The evidence for dark matter is out there in space: of unseen stuff that warps the curve of light around galaxies, in the velocity of stars and the mass of galaxy clusters—with numbers of the v and m that don’t add up if all we’re counting is stars, gas, dust. Ballpark how much is missing and physicists figure dark matter accounts for about 85 percent of the mass in the universe. Yet since scientists began talking about dark matter 80 years ago (same year that Buck Rogers went on the radio, hmm …), they still haven’t seen it—not directly, leastwise.

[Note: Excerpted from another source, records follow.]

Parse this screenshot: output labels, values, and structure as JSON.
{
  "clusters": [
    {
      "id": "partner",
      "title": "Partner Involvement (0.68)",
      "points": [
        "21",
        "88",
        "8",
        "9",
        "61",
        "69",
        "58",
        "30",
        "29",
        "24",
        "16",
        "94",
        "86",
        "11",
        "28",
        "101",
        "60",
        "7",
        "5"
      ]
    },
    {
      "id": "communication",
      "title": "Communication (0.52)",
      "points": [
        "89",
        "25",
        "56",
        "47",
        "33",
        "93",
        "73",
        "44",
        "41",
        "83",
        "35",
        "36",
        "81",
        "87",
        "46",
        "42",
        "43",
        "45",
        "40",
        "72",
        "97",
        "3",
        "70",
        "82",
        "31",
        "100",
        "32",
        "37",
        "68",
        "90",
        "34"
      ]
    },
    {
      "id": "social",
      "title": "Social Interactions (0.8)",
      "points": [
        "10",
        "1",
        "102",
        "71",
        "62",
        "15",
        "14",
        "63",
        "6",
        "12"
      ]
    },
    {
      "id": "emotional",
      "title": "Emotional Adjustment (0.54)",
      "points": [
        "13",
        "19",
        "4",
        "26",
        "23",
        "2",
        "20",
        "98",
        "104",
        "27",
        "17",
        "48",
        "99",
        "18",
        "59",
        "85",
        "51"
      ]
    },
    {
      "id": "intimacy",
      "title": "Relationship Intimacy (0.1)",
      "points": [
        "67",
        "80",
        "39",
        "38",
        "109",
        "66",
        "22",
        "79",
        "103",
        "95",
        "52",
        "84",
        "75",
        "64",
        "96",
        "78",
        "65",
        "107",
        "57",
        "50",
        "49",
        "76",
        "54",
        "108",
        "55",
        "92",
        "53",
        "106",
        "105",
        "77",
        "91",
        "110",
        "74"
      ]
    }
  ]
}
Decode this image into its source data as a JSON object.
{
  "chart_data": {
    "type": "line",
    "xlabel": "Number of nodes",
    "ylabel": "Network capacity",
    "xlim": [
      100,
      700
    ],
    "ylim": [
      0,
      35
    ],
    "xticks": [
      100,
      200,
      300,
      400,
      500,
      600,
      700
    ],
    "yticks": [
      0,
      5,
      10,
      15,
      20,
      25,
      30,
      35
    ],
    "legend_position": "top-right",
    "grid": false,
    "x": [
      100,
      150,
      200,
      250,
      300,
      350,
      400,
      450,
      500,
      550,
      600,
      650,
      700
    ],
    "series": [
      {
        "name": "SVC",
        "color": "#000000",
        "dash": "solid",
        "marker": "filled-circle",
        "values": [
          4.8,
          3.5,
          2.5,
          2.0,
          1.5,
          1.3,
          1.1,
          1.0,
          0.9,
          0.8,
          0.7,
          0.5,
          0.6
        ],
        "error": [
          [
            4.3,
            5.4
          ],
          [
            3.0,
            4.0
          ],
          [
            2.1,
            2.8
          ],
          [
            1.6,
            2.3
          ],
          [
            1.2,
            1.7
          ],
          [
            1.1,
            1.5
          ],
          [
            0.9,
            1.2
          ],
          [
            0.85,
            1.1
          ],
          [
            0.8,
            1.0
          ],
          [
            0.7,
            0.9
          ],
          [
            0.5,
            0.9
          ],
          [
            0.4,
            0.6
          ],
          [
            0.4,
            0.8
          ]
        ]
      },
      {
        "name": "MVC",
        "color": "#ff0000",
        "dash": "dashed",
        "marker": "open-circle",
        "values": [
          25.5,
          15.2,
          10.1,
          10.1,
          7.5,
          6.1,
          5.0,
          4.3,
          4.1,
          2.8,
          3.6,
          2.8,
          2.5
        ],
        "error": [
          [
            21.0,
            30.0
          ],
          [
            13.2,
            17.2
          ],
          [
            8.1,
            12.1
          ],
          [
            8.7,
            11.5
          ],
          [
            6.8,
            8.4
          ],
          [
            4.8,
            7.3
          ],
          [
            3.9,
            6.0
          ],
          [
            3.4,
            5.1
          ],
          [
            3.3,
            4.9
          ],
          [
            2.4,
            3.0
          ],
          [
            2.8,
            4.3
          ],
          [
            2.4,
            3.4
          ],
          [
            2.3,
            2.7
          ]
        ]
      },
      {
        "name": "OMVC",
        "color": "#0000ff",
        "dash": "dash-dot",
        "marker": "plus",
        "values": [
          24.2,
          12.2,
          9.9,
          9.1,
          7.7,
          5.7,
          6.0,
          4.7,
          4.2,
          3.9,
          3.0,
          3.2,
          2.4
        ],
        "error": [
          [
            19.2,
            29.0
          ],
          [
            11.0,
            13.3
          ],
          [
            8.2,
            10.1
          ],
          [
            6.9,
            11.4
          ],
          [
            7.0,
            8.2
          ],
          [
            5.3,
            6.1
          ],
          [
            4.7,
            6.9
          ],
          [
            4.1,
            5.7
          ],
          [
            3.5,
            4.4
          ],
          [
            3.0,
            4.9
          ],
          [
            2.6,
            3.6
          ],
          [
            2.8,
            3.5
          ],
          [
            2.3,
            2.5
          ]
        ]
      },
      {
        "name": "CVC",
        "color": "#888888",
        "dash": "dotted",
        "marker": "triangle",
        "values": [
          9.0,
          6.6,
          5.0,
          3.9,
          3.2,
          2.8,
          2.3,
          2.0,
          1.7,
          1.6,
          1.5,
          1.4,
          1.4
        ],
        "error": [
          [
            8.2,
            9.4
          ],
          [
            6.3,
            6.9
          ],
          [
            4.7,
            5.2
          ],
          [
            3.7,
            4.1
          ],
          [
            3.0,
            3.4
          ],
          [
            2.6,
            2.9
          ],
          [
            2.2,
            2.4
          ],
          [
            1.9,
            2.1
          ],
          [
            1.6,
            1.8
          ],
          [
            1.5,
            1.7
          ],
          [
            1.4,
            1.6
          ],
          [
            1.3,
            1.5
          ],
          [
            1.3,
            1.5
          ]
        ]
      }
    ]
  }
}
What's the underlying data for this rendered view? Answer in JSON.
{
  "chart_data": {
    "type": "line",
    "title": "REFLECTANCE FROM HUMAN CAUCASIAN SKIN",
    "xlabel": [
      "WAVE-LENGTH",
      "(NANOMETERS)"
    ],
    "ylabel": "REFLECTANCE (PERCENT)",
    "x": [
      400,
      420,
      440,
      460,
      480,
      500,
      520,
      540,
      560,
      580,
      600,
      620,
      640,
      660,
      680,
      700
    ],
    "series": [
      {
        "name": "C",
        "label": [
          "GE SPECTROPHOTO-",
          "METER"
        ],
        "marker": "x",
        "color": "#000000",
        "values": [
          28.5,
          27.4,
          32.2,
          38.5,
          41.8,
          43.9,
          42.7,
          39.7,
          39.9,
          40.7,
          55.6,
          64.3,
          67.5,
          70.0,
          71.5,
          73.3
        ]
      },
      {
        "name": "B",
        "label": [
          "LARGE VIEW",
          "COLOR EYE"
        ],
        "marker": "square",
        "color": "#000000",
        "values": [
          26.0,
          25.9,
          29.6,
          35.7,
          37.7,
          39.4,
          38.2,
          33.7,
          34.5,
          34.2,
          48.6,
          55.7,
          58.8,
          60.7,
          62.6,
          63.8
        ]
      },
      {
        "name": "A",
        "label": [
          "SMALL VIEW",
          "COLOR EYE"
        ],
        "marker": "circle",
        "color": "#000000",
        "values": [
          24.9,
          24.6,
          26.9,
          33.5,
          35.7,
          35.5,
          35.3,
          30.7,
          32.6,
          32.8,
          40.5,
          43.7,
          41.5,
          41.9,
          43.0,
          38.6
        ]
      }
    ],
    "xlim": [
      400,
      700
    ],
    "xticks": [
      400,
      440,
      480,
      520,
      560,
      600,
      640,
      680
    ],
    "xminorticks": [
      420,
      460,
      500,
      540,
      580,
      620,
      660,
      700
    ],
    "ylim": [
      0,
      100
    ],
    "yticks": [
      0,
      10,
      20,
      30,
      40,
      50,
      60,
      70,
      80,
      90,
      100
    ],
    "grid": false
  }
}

So they look: in the heavens, with telescopes, and right here on Earth with ultra-sensitive detectors. That’s where physicist Betty Young enters our story: part of the so-called Cryogenic Dark Matter Search seeking evidence of dark matter particles pinging against the detectors she and others have designed and stacked in the bottom of an old iron mine in Minnesota. The reasoning goes: If dark matter makes up so much of the universe, it envelops our galaxy, and our planet sails in dark matter’s wind—and we can find evidence of it here.
In putting together a profile of Young for this edition, writer Roberta Kwok asks the scientist why she does what she does. “It’s sort of like asking Galileo, well, why bother using a telescope to look out there?” Young answers.
Except there’s this: There was once a lass named Betty who thought science was cool but it wasn’t really for girls. A familiar story, yes? And one related to the second in a series of articles SCM has done this year on how the Mission Campus has been transformed by the arrival of women en force over the past half-century—as students (see the Fall 2011 mag) but also (this mag) as teachers and scholars, role models and administrators, shapers of tradition, correctors of misperceptions, and shifters of attitudes among colleagues and students alike.
It’s like asking, Why bother? Figure that you’re trying to unlock the secrets of the universe and of the human heart and we’re all in this together.
But we can also acknowledge that, perhaps, there are some secrets that should be kept, some truths left unspoken. Take, for instance, that fierce creature on the cover of this mag: Tradition holds that the individual who wears the costume of Bucky Bronco is sworn not to reveal his or her true identity. But we have here a special case: she who first donned the horse head and became a costumed hero, stirrer of team spirit and rallier of pep at sports events wherever Santa Clara plays. That is a tale we now tell. So in this edition, even if we can’t quite take you back to the Big Bang, we can reveal the story behind Bucky’s beginnings. And you read right: she.